2D optical elements, called phase-gradient metasurfaces, modify incident electromagnetic waves by applying locally varying phase shifts in space. By providing ultrathin alternatives, metasurfaces hold the key to revolutionizing photonics, enabling the replacement of common optical elements like bulky refractive optics, waveplates, polarizers, and axicons. Still, the development of high-performance metasurfaces typically necessitates several time-consuming, costly, and potentially hazardous manufacturing steps. A novel one-step UV-curable resin printing methodology has been implemented by our research group to fabricate phase-gradient metasurfaces, effectively addressing the limitations of conventional metasurface fabrication. By implementing this method, processing time and cost are substantially lowered, and all safety hazards are removed. To demonstrate the method's viability, a swift replication of high-performance metalenses, utilizing the Pancharatnam-Berry phase gradient principle within the visible light spectrum, unequivocally highlights their advantages.

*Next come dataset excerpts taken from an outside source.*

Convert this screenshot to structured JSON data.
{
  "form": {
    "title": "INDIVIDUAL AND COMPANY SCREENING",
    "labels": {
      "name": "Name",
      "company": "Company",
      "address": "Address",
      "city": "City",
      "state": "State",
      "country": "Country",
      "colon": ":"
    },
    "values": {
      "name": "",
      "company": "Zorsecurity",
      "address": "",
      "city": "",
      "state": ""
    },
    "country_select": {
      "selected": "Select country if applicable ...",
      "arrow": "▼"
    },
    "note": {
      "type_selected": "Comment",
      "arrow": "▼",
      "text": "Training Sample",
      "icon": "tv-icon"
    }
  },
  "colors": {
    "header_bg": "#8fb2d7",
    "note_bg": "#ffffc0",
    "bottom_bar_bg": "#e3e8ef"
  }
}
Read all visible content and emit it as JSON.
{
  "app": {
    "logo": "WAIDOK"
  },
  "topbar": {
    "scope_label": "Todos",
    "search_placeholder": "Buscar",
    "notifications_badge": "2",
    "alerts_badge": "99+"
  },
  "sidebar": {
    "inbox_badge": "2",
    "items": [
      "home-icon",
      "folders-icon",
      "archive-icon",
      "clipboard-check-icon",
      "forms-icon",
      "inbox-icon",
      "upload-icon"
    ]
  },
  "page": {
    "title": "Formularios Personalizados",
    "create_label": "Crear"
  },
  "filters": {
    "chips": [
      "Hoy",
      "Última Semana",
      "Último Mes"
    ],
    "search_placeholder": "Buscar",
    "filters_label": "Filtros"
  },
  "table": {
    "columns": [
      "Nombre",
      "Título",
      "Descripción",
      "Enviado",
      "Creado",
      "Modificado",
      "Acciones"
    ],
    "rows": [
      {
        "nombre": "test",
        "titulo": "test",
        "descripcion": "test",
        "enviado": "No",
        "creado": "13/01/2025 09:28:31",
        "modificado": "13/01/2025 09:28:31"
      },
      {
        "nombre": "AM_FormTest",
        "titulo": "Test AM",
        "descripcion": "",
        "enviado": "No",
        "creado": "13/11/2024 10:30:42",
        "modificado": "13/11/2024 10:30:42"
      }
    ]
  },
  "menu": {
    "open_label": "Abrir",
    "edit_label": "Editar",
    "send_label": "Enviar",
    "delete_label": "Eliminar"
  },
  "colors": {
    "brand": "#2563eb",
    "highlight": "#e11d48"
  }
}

This paper proposes a freeform reflector radiometric calibration light source system for the Chinese Space-based Radiometric Benchmark (CSRB) reference payload, aiming to improve the accuracy of in-orbit radiometric calibration of the reflected solar band and reduce resource consumption, capitalizing on the beam shaping capabilities of the freeform surface. Using Chebyshev points to discretize the initial structure, a design method was formulated and applied to the freeform surface, the solution of which was subsequently obtained. The practicality of this method was subsequently substantiated by optical simulations. submicroscopic P falciparum infections The machined freeform reflector, after undergoing testing procedures, demonstrated a surface roughness root mean square (RMS) value of 0.061 mm, suggesting a well-maintained continuity in the processed surface. The optical characteristics of the calibration light source system were quantified, revealing irradiance and radiance uniformity exceeding 98% within the 100mm x 100mm illumination area on the target plane. A freeform reflector calibration light source system for onboard payload calibration of the radiometric benchmark exhibits large area, high uniformity, and light weight, thereby contributing to improved measurement precision of spectral radiance within the reflected solar band.

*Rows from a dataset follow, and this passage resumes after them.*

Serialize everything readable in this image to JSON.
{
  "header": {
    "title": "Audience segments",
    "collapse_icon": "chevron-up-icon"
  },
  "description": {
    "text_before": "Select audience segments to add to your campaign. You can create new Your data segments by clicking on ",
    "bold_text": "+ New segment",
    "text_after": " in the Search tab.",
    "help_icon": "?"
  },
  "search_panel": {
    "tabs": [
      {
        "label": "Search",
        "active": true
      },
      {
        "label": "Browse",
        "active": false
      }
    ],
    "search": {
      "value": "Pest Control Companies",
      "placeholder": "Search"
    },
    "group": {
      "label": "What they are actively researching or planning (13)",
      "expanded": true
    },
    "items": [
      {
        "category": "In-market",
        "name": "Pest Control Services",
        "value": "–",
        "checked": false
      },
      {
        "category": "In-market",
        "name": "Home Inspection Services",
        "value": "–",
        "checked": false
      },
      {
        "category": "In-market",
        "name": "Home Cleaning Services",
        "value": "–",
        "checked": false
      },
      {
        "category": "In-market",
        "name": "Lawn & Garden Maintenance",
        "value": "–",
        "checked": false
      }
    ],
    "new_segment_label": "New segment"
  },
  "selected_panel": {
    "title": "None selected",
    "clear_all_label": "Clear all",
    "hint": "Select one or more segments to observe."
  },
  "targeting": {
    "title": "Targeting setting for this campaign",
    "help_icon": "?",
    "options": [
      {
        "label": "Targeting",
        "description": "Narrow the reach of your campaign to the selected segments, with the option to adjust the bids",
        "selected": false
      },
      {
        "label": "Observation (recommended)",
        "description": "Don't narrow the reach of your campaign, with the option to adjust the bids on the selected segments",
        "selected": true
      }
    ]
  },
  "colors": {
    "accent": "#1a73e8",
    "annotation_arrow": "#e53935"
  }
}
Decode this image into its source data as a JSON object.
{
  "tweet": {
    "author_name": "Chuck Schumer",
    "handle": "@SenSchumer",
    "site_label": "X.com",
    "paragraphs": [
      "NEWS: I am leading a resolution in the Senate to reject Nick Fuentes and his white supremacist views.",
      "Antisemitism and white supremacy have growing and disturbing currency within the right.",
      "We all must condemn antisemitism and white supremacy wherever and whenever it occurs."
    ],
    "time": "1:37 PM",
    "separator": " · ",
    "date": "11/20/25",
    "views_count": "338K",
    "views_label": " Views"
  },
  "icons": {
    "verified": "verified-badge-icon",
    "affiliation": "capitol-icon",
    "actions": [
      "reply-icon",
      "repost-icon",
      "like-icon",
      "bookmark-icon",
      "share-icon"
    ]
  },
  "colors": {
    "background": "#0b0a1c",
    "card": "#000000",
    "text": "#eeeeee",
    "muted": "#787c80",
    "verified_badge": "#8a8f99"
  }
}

The experimental observation of frequency down-conversion is presented for the four-wave mixing (FWM) process in a cold 85Rb atomic ensemble, characterized by a diamond-level energy structure. Cyclophosphamide concentration An atomic cloud, featuring an optical depth (OD) of 190, is prepared for the purpose of achieving a high-efficiency frequency conversion. A signal pulse field of 795 nm, attenuated to a single-photon level, is converted to telecom light at 15293 nm, a wavelength within the near C-band, with a frequency-conversion efficiency reaching up to 32%. The OD is found to be a critical factor influencing conversion efficiency, which can surpass 32% with optimized OD values. Furthermore, the detected telecom field's signal-to-noise ratio exceeds 10, while the average signal count surpasses 2. Long-distance quantum networks could benefit from integrating our work with quantum memories derived from a cold 85Rb ensemble operating at 795 nm.